We don’t have a GAAP for security. What we have is a variety of overlapping (and sometimes subjective) industry standards and industry frameworks that different organizations use differently. Duty of care as it relates to reasonable security measures that an entity should take is left to the judgment and description of each individual entity without any common federally accepted definition of what good security looks like. 

Only a federal common standard on cybersecurity will help convert the tribal knowledge of what good looks like into enforceable and auditable framework like GAAP.

Blocks & Files: Can AI be used to improve data security, and how do you ensure it works well?

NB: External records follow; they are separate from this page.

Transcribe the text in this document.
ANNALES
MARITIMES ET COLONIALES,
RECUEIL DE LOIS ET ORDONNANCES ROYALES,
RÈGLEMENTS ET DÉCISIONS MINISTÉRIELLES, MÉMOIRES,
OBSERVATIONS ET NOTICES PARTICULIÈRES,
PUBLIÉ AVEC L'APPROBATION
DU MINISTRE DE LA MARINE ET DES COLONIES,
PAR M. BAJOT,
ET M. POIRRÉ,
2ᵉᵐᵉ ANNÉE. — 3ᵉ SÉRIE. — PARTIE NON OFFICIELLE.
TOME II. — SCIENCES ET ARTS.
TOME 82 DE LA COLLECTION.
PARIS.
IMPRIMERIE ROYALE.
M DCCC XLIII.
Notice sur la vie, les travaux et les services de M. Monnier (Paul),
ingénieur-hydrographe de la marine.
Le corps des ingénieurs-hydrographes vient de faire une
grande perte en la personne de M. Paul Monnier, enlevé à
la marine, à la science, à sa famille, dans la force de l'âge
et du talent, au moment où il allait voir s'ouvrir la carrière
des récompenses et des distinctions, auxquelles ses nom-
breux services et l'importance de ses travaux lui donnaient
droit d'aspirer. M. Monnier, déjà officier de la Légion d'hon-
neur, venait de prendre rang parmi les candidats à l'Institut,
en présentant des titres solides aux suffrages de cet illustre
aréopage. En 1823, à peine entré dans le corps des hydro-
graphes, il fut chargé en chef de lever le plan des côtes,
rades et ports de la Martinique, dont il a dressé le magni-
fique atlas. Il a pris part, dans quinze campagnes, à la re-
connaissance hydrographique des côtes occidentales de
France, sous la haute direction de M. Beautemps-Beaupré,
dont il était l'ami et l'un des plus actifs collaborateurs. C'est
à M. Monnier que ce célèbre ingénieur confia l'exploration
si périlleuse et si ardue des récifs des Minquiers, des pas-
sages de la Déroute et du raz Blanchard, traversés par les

Yogesh Badwe: Generative AI can be leveraged to improve a number of security paradigms, including data security. It can play a transformative role in everything from gathering and generating relevant context about the data and its classification, generating anomalies around permissions and activity patterns, and helping security practitioners either prioritize or help action and remediate data security concerns. 

One simple example is a security analyst reviewing a data security alert around activity related to sensitive data. He or she can leverage generative AI to get context about the data, context about the activity, and the precise next steps to triage or mitigate the risk. The possibilities to leverage AI to improve data security are limitless.

How do we ensure it works well? Generative AI itself is a data security problem. We have to be careful in ensuring the security of data that is leveraged by GenAI technologies. As an example, we have to think about how to enforce permission and authorization that exists on source data, as well as on the output generated by the AI models. 

It’s essential to continue with human-in-the-loop processes, at least initially, until the use cases and technology mature where we can rely on it 100 percent and allow it to make state changes in response to data security concerns.